Babble.com
- Logo
- Company type: Subsidiary
- Website type: Blog
- Founded: December 2006; 19 years ago
- Dissolved: December 14, 2018; 7 years ago
- Headquarters: Burbank, California, {{{location_country}}}
- Area served: Worldwide
- Founders: Rufus Griscom; Alisa Volkman;
- Key people: Shalom Auslander; Samantha Bee; Thomas Beller; Claire Diaz Ortiz; Jenny Lawson; Joel Stein; Heather Spohr; Ali Wentworth;
- Products: Microblogging
- Parent: Disney Consumer Products and Interactive Media (The Walt Disney Company)
- Website: www.babble.com
- Advertising: Native
- Registration: Optional
- Launched: December 2006; 19 years ago
- Current status: Defunct (2018)

= Babble.com =

Online magazine and blog network for parents

Babble was an online magazine and blog network targeting young, educated, urban parents. Their site operated a large network of parent blogs, employing many bloggers on the subjects of parenting and child-raising.

In early 2019, it was announced that Babble had been shut down.

==History==
Babble was launched in December 2006 by co-founders Rufus Griscom and Alisa Volkman.

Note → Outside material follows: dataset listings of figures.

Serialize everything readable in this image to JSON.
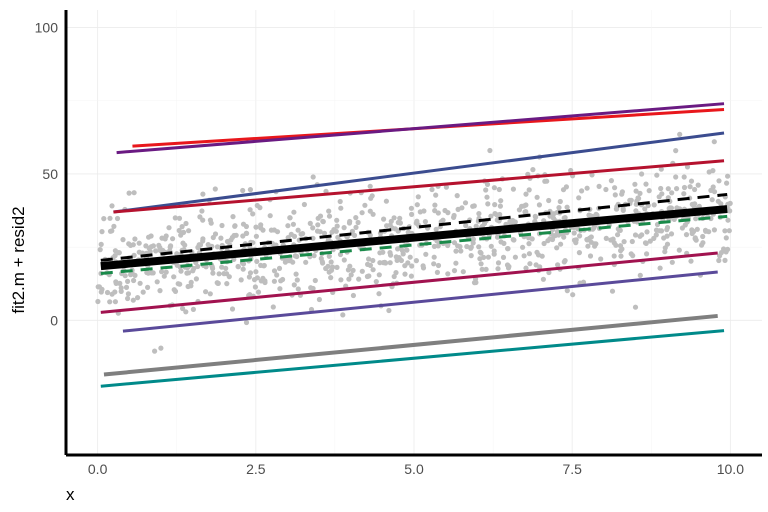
{
  "chart_data": {
    "type": "scatter",
    "title": "",
    "xlabel": "x",
    "ylabel": "fit2.m + resid2",
    "xlim": [
      -0.5,
      10.5
    ],
    "ylim": [
      -46,
      106
    ],
    "x_ticks": [
      0,
      2.5,
      5,
      7.5,
      10
    ],
    "x_tick_labels": [
      "0.0",
      "2.5",
      "5.0",
      "7.5",
      "10.0"
    ],
    "y_ticks": [
      0,
      50,
      100
    ],
    "y_tick_labels": [
      "0",
      "50",
      "100"
    ],
    "grid": true,
    "legend": "none",
    "colors": {
      "points": "#bebebe",
      "axis": "#000000"
    },
    "points": {
      "n": 1000,
      "seed": 7,
      "x_range": [
        0,
        10
      ],
      "intercept": 18.5,
      "slope": 1.9,
      "residual_sd": 8.5,
      "outliers": [
        [
          0.9,
          -10.5
        ],
        [
          1.0,
          -9.5
        ],
        [
          8.5,
          4.5
        ],
        [
          9.2,
          63.5
        ],
        [
          6.2,
          58
        ]
      ]
    },
    "series": [
      {
        "x": [
          0.55,
          9.9
        ],
        "y": [
          59.5,
          72.0
        ],
        "color": "#e8171c",
        "width": 3,
        "dash": "solid"
      },
      {
        "x": [
          0.3,
          9.9
        ],
        "y": [
          57.3,
          74.0
        ],
        "color": "#6a1a82",
        "width": 3,
        "dash": "solid"
      },
      {
        "x": [
          0.25,
          9.9
        ],
        "y": [
          37.0,
          64.0
        ],
        "color": "#3b4c8f",
        "width": 3,
        "dash": "solid"
      },
      {
        "x": [
          0.25,
          9.9
        ],
        "y": [
          37.0,
          54.5
        ],
        "color": "#b5122e",
        "width": 3,
        "dash": "solid"
      },
      {
        "x": [
          0.05,
          9.95
        ],
        "y": [
          20.5,
          43.0
        ],
        "color": "#000000",
        "width": 3,
        "dash": "dash"
      },
      {
        "x": [
          0.05,
          9.95
        ],
        "y": [
          18.5,
          38.0
        ],
        "color": "#000000",
        "width": 8,
        "dash": "solid"
      },
      {
        "x": [
          0.05,
          9.95
        ],
        "y": [
          16.0,
          35.5
        ],
        "color": "#1a8a4a",
        "width": 3,
        "dash": "dash"
      },
      {
        "x": [
          0.05,
          9.8
        ],
        "y": [
          2.7,
          23.0
        ],
        "color": "#a1124f",
        "width": 3,
        "dash": "solid"
      },
      {
        "x": [
          0.4,
          9.8
        ],
        "y": [
          -3.7,
          16.5
        ],
        "color": "#5a4a9a",
        "width": 3,
        "dash": "solid"
      },
      {
        "x": [
          0.1,
          9.8
        ],
        "y": [
          -18.5,
          1.5
        ],
        "color": "#7f7f7f",
        "width": 4,
        "dash": "solid"
      },
      {
        "x": [
          0.05,
          9.9
        ],
        "y": [
          -22.5,
          -3.5
        ],
        "color": "#008a8a",
        "width": 3,
        "dash": "solid"
      }
    ]
  }
}
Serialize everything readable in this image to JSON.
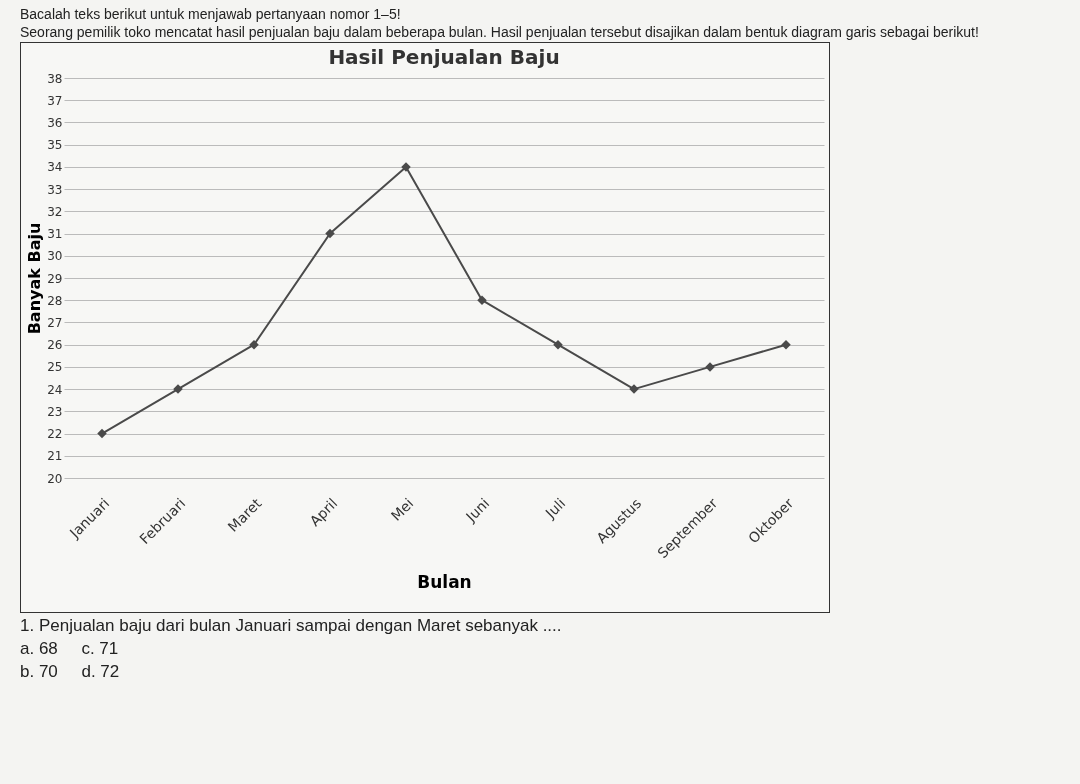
{
  "chart_data": {
    "type": "line",
    "title": "Hasil Penjualan Baju",
    "xlabel": "Bulan",
    "ylabel": "Banyak Baju",
    "categories": [
      "Januari",
      "Februari",
      "Maret",
      "April",
      "Mei",
      "Juni",
      "Juli",
      "Agustus",
      "September",
      "Oktober"
    ],
    "series": [
      {
        "color": "#4a4a4a",
        "values": [
          22,
          24,
          26,
          31,
          34,
          28,
          26,
          24,
          25,
          26
        ]
      }
    ],
    "ylim": [
      20,
      38
    ],
    "yticks": [
      20,
      21,
      22,
      23,
      24,
      25,
      26,
      27,
      28,
      29,
      30,
      31,
      32,
      33,
      34,
      35,
      36,
      37,
      38
    ],
    "grid": "y",
    "marker": "diamond",
    "line_style": "solid",
    "legend": false,
    "annotations": [
      "Bacalah teks berikut untuk menjawab pertanyaan nomor 1–5!",
      "Seorang pemilik toko mencatat hasil penjualan baju dalam beberapa bulan. Hasil penjualan tersebut disajikan dalam bentuk diagram garis sebagai berikut!",
      "1. Penjualan baju dari bulan Januari sampai dengan Maret sebanyak ....",
      "a. 68     c. 71",
      "b. 70     d. 72"
    ]
  }
}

After one year, the site grew to half a million readers per month. Babble Media became an independent company in 2009, and was acquired by Disney Interactive Media Group in 2011.

==Reception==
The American Society of Magazine Editors (ASME) shortlisted Babble for its 2008 "General Excellence Online" award, writing that the "magazine skillfully combines in-depth reporting, thoughtful journalism, a dazzling variety of blog voices and visually arresting, interactive digital features. The result is a smart, hip and endlessly entertaining website that has revolutionized the parenting field."

Time magazine listed Babble.com as one of the 50 Best Websites of 2010, while Forbes named Babble as one of the Top 100 Websites for Women.

Babbles advertising and sponsorship policies came under fire in 2010 and 2011 after several parenting authors and bloggers noted their breastfeeding guide was sponsored by Similac maker Mead Johnson.